For instance, Littlejohn is so skilled, he was able to create a furore over Christmas last year over very little. When Lucy Meadows made the move from her previously male persona to become a woman, the school board were notably and suitably proud of their teacher that they supported her fully. You might guess that it's difficult to find a more nervous and paranoid group than the average school board. Looking after kids while the nations tabloids look on ensures you think over your more sensitive decisions very carefully. One imagines that the announcement on the website wasn't exactly the first time the PTA had heard about this, despite Richard Littlejohn's need to play sleight of hand otherwise. It's worth pointing out that the twitter account I'm referring to has not been updated in a good long while. It does appear likely that it is a spoof account, and nothing to do with Littlejohn himself. Then again, the evidence for that assumption is mainly to do with some tweets containing quite shocking bigotry that you'd think nobody would put in a public forum, and, well ..

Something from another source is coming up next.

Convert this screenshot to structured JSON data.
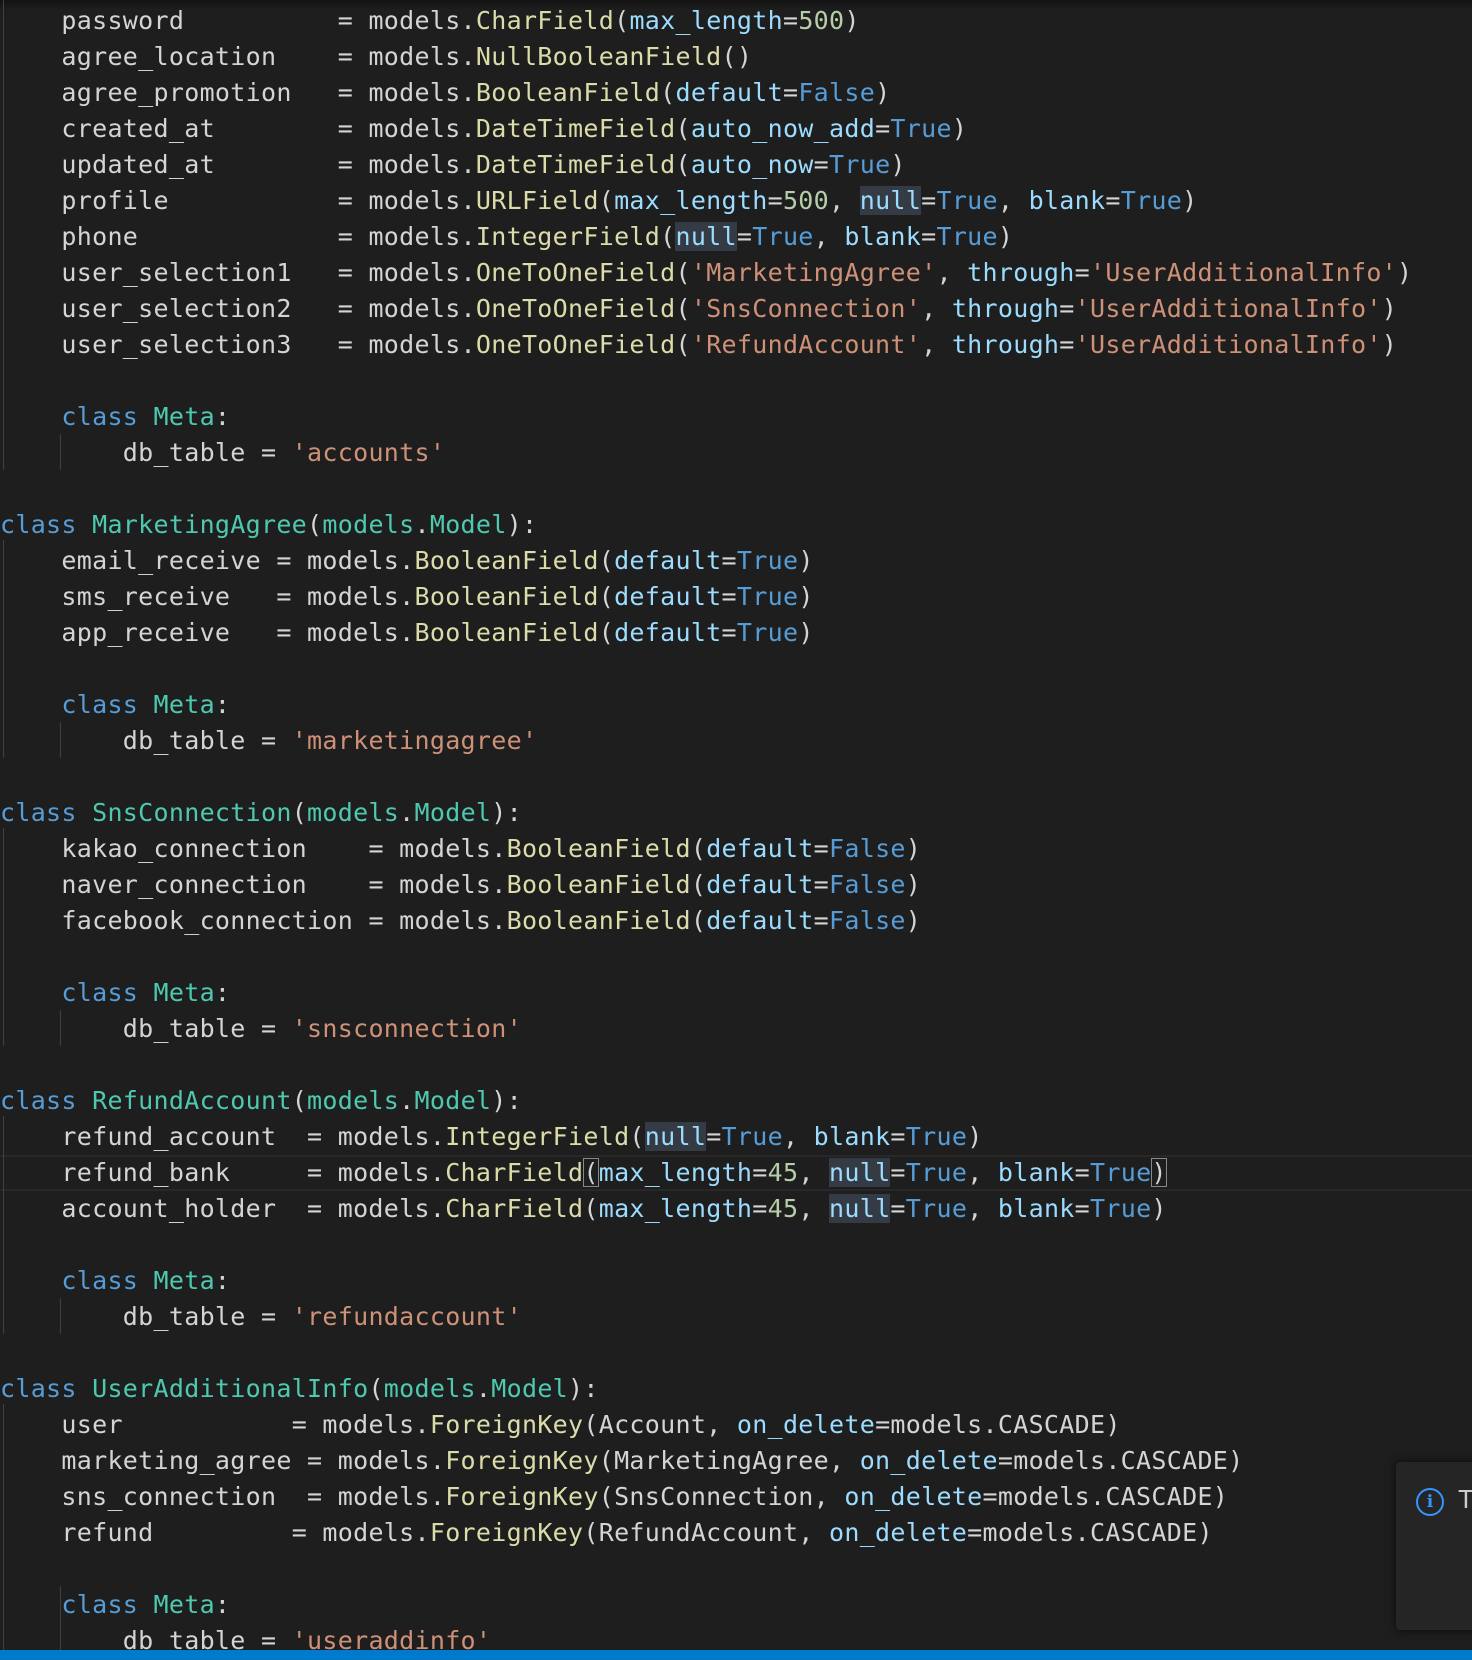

But, has anyone stopped for a moment to think of the devastating effect all this will have on the people who really matter? Adults with IQs as low as 7 aren't equipped to process the type of bigoted idiocy that Littlejohn spouts, swallowing it without question or concern, repeating it in turn to others. At least the Express doesn't really have an opinion to repeat.

The article quotes a father who is apparently concerned about his boy, who allegedly is afraid that he'll suddenly turn into a girl. Nobody thinks to mention to the dad that there's an excellent solution to this thorny issue: actually talk to the child (rather than a tabloid newspaper).

It's very unlikely that the Leveson Inquiry will make any real change to the way that newspapers - tabloids in particular - will treat innocent people, regulation or no regulation. The problem is the same as it ever was: this bizarre idea that if someone has made any kind of choice to live apart from what we clunkily call the norm, they surrender their rights to respect and privacy. This seems to apply if someone decides to become a singer, a film star, a woman, or even someone who would dearly love to find their missing daughter alive. The often stated opinion is that such people have to expect press intrusion. No, they don't. It's really that simple: no they don't. I have yet to hear one intelligent or even reasonable argument why they do. Bullying is bullying, and we still seem to place all the responsibility on the victim, arguing that they should either put up and shut up, ignore it til it goes away, or - even better - not to do anything that draws attention in the first place. This is clearly not good enough: the most concise and effective way to combat bullying is to actually blame the perpetrator. Not the victim. But for some reason, we seem to be remarkably unskilled at that. Incidentally, one of the reasons why rape culture seems to becoming ever more ingrained into our lives, rather than less. It's not just Littlejohn, and I've always been a little uneasy that we throw our hands up in horror at the victimisation of members of the public, but somehow consider public figures to be ipso facto fair game. It just allows newspapers (and not just tabloids, if we're honest) a little more rope with which to hang us.

Look, freedom of speech is a great and noble thing. And it does protect your right to state your opinion. But it doesn't protect any right to be a vicious bully about it. And certainly not be be a fracking idiot.

Sorry, in that last paragraph, I went off the Richard Littlejohn template. But, as is increasingly obvious, it's very easy to go off Richard Littlejohn, full stop.